All for free. Use your imagination and sell it.

 
 
 
 
 
 
 
Pull Tab Chain Belt

As a child we didn't have the amount of toys the Sears catalog showed me what I couldn't have.  As children we made use out of everyday things and through effort and imagination transformed them into stylish wear ables or toys.

The first and most ingenious of these were homemade chain belts.  During the early in the 70s, mini skirts and metal chain belts made of round metal circles were all the rage.  Being young and not allowed to get such things, we walked around like the little recyclers we were and made our own.  How do you ask?  During this time, soda cans had detachable pull tabs (larger and more "Y" shaped than the cute ones you see today.)   People left these pull tabs for naught around the street.  You would walk up and down collecting as many of them as you could.
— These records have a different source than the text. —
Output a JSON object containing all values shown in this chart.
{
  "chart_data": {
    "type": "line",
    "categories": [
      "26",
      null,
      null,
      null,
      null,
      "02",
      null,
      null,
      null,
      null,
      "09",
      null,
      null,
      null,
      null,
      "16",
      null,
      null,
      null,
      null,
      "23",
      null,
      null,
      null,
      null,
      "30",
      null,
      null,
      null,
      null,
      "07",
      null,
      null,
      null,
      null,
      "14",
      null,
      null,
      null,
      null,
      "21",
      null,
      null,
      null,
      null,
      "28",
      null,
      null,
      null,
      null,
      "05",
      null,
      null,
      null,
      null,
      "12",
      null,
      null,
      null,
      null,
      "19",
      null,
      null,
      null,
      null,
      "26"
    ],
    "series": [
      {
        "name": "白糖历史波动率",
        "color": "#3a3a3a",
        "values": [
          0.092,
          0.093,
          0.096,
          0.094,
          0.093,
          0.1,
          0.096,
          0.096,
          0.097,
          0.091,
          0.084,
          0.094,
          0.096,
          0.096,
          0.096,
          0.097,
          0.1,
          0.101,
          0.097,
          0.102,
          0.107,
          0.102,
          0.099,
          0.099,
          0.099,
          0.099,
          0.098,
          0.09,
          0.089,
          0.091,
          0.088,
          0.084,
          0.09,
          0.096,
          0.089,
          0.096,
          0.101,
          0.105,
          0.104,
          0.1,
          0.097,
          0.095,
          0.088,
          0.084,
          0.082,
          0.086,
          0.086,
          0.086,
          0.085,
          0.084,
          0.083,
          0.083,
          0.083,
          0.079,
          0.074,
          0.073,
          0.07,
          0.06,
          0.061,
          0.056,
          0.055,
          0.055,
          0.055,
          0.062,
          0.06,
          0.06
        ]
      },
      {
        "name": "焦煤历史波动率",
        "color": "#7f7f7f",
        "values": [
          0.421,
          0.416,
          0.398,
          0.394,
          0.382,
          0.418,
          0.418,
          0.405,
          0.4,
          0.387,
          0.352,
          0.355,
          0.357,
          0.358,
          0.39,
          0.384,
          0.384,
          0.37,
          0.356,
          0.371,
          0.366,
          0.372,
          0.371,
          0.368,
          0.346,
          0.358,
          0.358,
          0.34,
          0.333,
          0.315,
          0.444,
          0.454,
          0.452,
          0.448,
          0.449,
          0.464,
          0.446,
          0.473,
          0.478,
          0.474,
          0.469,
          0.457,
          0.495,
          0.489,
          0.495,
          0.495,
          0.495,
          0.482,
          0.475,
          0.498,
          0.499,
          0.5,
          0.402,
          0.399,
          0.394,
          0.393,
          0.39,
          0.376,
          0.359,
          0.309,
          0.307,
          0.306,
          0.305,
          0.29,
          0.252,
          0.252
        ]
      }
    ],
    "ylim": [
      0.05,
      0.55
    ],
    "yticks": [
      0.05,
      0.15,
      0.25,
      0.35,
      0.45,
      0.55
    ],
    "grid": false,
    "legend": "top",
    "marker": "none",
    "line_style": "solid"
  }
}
To "make" a chain belt you simply attached one pull tab into another pull tabs ring until you had one continuous line.  Keep going until you have your waist length and then some to dangle.  Who says you cannot have a chain belt?  These could only realistically be worn at play as they would never be allowed for school or church as they smelled of soda and beer.  No bother, it was all in the attitude and fun of being able to do and make something you weren't allowed to have.





The Versatile Clothesline

Is was common during nice weather for clotheslines to pop up and see sheets and bedspreads become instant tents. An old blanket could be equally draped and the bottoms affixed to the ground with rocks.   A clothesline is also used for a jump rope, just tie a knot at the ends.  You would always get the reject not a brand new one bought especially for you but it was new in your life so you ran and told all your friends you had a new jump rope.  Nobody cared that is was used as long as it was still useful.

A small gold safety pin can make a fishing pole

Remember the smallest safety pins were colored gold?  Cute Barbie size pins, the adults didn't like them because they were too difficult to use.  We lived near a pond left over from construction.  In the summer there were bullfrogs, catfish, and sunfish.  We would tie our small gold safety pins to fishing line and a long found stick and some day old bread and go fishing.  We would smush a small ball of white bread to the end of an open gold safety pin and a crude fishing pole would be born..poor fish would be somewhat shish kabobed with this unkind hook but oh well, it's what you had hence you had to have the white bread bait in order to catch anything.  You would simply yank it when you had a bite.  Only a few kids had a real fishing pole with a reel.  In the excitement of catching fish nobody really cared who had what kind of fishing pole you used. I liked catching sunfish and would get help unhooking the catfish as they had "stingers."  We threw all the fish back.  A cheap thrill to be part of the action being resourceful.